Sven Laux – You’ll be Fine

This might be a hard opening metaphor, but I’m running with it.

It starts like the hum inside an aircraft, where passengers are ghosts. One looks like an assemblage of flickering piano keys and another is a jittery cloud of 78rpm static given form. Every now and then we pass through gentle turbulence, bouncing on the most subtle dubs, a sort of cloudscape that Buddhists would call a Pureland – except this one belongs to Harold Budd.

Synth-strings swell and the static has fizzed away slightly, and the piano is brought further forward into what is sounding less like a series of tracks and more like a long-form work with gaps. There’s still tension in the air before we reach the third track, which is starting to sound more exotic, more land-based, more, dare I say it… rainforest?
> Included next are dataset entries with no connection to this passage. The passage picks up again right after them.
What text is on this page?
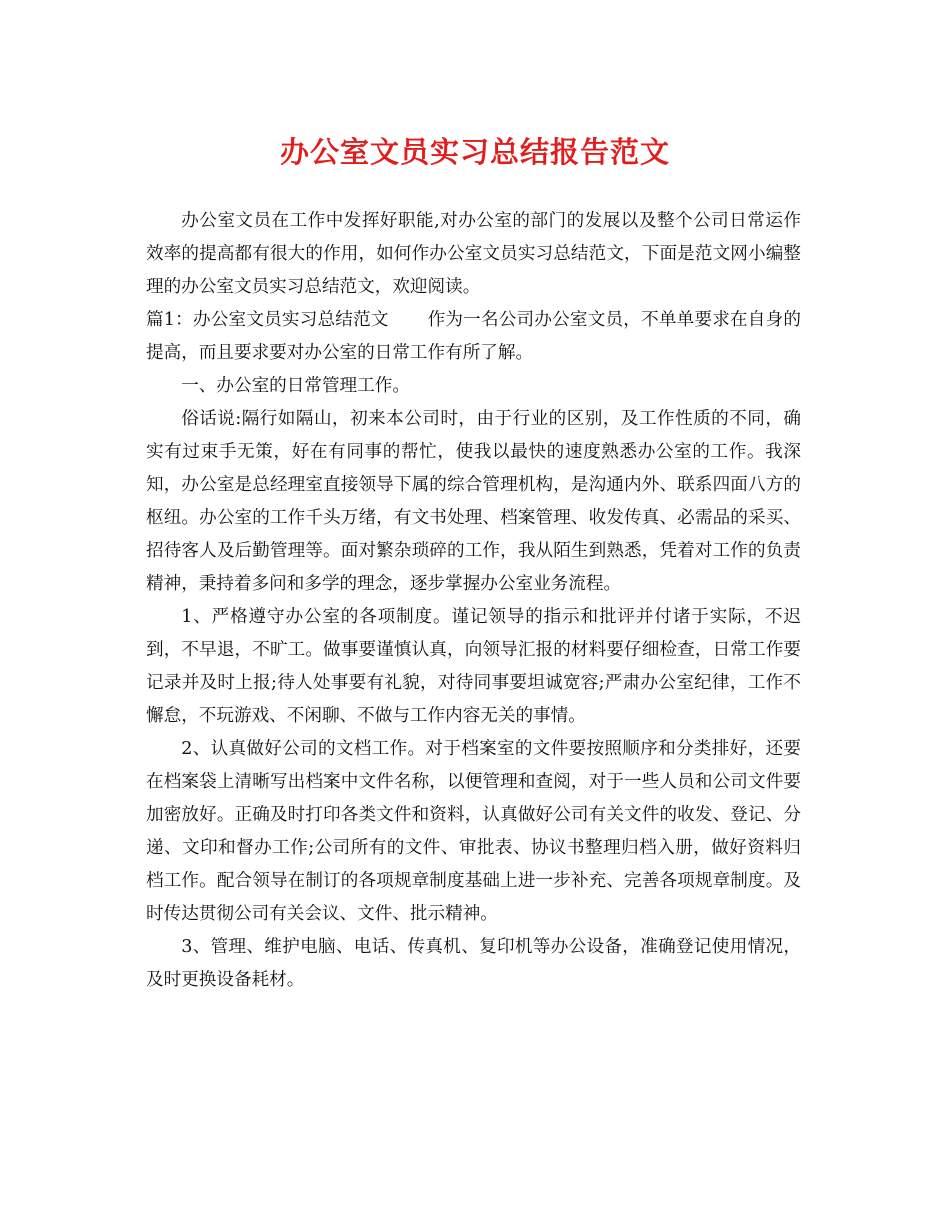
办公室文员实习总结报告范文

办公室文员在工作中发挥好职能,对办公室的部门的发展以及整个公司日常运作效率的提高都有很大的作用，如何作办公室文员实习总结范文，下面是范文网小编整理的办公室文员实习总结范文，欢迎阅读。

篇1：办公室文员实习总结范文 作为一名公司办公室文员，不单单要求在自身的提高，而且要求要对办公室的日常工作有所了解。

一、办公室的日常管理工作。

俗话说:隔行如隔山，初来本公司时，由于行业的区别，及工作性质的不同，确实有过束手无策，好在有同事的帮忙，使我以最快的速度熟悉办公室的工作。我深知，办公室是总经理室直接领导下属的综合管理机构，是沟通内外、联系四面八方的枢纽。办公室的工作千头万绪，有文书处理、档案管理、收发传真、必需品的采买、招待客人及后勤管理等。面对繁杂琐碎的工作，我从陌生到熟悉，凭着对工作的负责精神，秉持着多问和多学的理念，逐步掌握办公室业务流程。

1、严格遵守办公室的各项制度。谨记领导的指示和批评并付诸于实际，不迟到，不早退，不旷工。做事要谨慎认真，向领导汇报的材料要仔细检查，日常工作要记录并及时上报;待人处事要有礼貌，对待同事要坦诚宽容;严肃办公室纪律，工作不懈怠，不玩游戏、不闲聊、不做与工作内容无关的事情。

2、认真做好公司的文档工作。对于档案室的文件要按照顺序和分类排好，还要在档案袋上清晰写出档案中文件名称，以便管理和查阅，对于一些人员和公司文件要加密放好。正确及时打印各类文件和资料，认真做好公司有关文件的收发、登记、分递、文印和督办工作;公司所有的文件、审批表、协议书整理归档入册，做好资料归档工作。配合领导在制订的各项规章制度基础上进一步补充、完善各项规章制度。及时传达贯彻公司有关会议、文件、批示精神。

3、管理、维护电脑、电话、传真机、复印机等办公设备，准确登记使用情况，及时更换设备耗材。
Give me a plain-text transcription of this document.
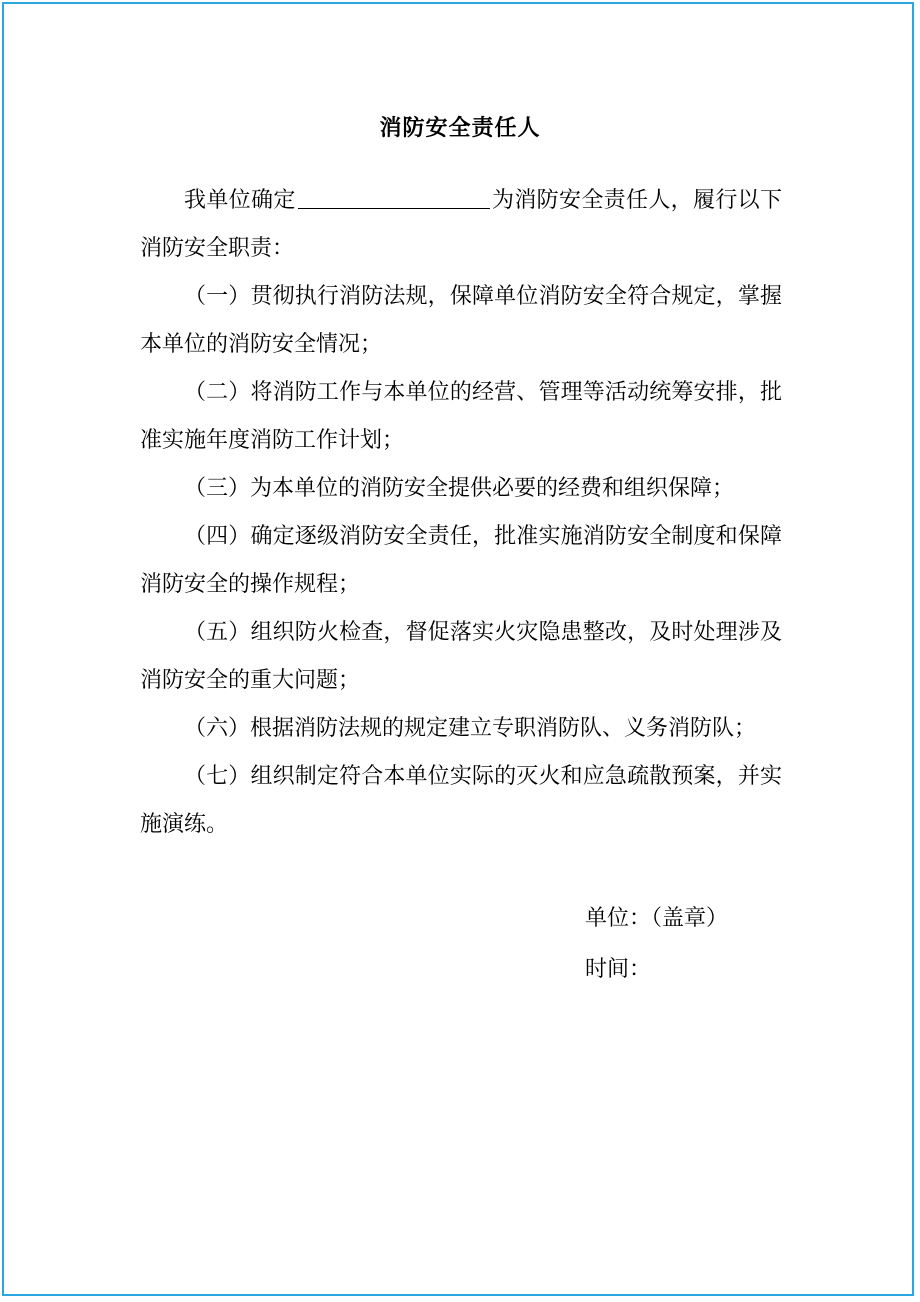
消防安全责任人

我单位确定	为消防安全责任人，履行以下消防安全职责：

（一）贯彻执行消防法规，保障单位消防安全符合规定，掌握本单位的消防安全情况；

（二）将消防工作与本单位的经营、管理等活动统筹安排，批准实施年度消防工作计划；

（三）为本单位的消防安全提供必要的经费和组织保障；

（四）确定逐级消防安全责任，批准实施消防安全制度和保障消防安全的操作规程；

（五）组织防火检查，督促落实火灾隐患整改，及时处理涉及消防安全的重大问题；

（六）根据消防法规的规定建立专职消防队、义务消防队；

（七）组织制定符合本单位实际的灭火和应急疏散预案，并实施演练。

单位：（盖章）
时间：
We are in a curious landscape. The mood reminds me of this amazing art-videogame Dear Esther and Jessica Curry’s soundtrack of it. Sven brings in a slightly audacious electro-violin sample here, that initially had me worried but it unfolds into neo-Vangelis Blade Runner territory. Meanwhile, metallic insects have been reproducing on the track.
I wouldn’t trust them, they might turn out like those cyborg ones from Minority Report.

A couple more scenes develop in what is becoming an obviously film-ready work or perhaps a partner to a cerebral video game – either way it does feel like a soundtracking of somewhere and I like this somewhere. I can hear a rich ensemble of what sounds like some of the Waldorf table-top synth series, with what could be morse signals left over from another century, as a gently abrasive piece of malfunctioning equipment fizzes on repeat.

The album ends with two more dramatic swells and the kind of electro-strings that are handled with restraint and taste. And it’s no bad thing that this record should sit alongside soundtracks, for in the end, ambient music can be the unashamedly soundtracky genre and we celebrate that.

This is an elegant and mature record with some large, rich moments and not without experimentation – but the experiments don’t feel tacked on here, they unfold gently into a well-crafted mix and a very focussed CD with beautiful photography.